Aside from leading conversations on cryptocurrency regulation and advancement in Africa, Yellow Card Financials, a prominent pan-African crypto exchange, has been actively working to advance the African crypto space and empower users with tools to grow their wealth and access digital asset options.

Over the past three months, Yellow Card has completed two key partnerships aimed at enabling Africans to fully harness the potential of digital currencies, resolving cross-border payment challenges, driving education, and promoting the adoption of widely used stablecoins.

In April 2023, Yellow Card partnered with Block, the parent company of American payment services Cash App and Square, to facilitate cross-border payments between 16 African countries, including Nigeria, South Africa, and Ghana.
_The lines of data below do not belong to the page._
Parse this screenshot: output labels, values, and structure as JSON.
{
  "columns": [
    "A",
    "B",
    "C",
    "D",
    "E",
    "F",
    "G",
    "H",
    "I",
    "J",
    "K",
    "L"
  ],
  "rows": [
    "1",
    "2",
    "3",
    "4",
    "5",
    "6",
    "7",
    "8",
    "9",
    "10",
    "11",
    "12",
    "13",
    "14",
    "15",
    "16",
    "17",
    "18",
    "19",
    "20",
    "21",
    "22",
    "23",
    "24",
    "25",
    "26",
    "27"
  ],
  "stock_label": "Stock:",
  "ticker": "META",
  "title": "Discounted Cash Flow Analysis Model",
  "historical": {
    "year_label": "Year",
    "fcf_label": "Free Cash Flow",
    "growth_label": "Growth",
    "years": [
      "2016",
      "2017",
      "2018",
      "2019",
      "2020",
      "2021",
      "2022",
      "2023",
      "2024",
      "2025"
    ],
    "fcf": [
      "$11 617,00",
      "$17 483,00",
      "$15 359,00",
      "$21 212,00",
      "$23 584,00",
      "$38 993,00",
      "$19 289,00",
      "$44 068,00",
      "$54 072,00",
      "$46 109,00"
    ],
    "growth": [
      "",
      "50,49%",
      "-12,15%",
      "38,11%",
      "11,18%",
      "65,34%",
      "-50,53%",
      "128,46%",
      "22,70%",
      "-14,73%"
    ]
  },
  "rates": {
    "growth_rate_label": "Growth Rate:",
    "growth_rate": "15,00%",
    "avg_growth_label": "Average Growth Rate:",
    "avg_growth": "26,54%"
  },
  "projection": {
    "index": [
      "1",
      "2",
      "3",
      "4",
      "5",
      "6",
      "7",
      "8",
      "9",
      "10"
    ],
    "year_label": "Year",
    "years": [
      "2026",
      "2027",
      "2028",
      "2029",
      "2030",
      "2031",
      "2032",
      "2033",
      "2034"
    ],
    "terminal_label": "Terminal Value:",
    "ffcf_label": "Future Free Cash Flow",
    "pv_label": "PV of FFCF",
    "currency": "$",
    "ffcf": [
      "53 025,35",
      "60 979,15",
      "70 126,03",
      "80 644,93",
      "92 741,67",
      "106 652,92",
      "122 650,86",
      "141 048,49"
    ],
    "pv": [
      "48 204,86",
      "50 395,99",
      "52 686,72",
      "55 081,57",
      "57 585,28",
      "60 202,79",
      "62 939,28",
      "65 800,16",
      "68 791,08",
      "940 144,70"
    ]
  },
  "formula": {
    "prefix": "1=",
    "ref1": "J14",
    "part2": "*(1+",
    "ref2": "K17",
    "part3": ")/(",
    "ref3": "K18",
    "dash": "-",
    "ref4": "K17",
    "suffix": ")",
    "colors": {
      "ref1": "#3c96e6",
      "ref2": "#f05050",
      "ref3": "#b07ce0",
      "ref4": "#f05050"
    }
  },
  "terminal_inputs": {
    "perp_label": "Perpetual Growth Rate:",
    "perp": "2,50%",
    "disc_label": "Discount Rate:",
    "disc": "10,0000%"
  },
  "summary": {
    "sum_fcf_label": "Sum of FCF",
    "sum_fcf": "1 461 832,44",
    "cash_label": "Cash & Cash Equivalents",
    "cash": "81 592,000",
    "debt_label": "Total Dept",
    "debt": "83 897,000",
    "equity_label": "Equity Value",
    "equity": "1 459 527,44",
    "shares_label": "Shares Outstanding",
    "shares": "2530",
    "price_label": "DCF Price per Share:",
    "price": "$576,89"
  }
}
The pan-African crypto exchange also formed a strategic alliance with Tether, the company behind the widely used stablecoin USDT.

Crypto enthusiasts on Yellow Card
Crypto enthusiasts on Yellow Card

This collaboration aims to raise awareness, provide education, and foster the adoption of Tether’s stablecoin among students and young professionals in Nigeria, Kenya, and Ghana.

As part of this partnership, Yellow Card has taken its crypto education initiatives to a higher level by embarking on a series of university campus tours across the continent.

With growing interest and efforts by governments across Africa to participate in blockchain and digital assets, coupled with the recent increase in innovative activities and partnerships in the African crypto scene, strong indications suggest that the next decade will witness Africa harnessing the true power of the digital economy.

Ultimately, young and vibrant Africans who aspire to effectively participate in the global economy, take control of their assets, and attain financial freedom will be the true winners in this transformative journey.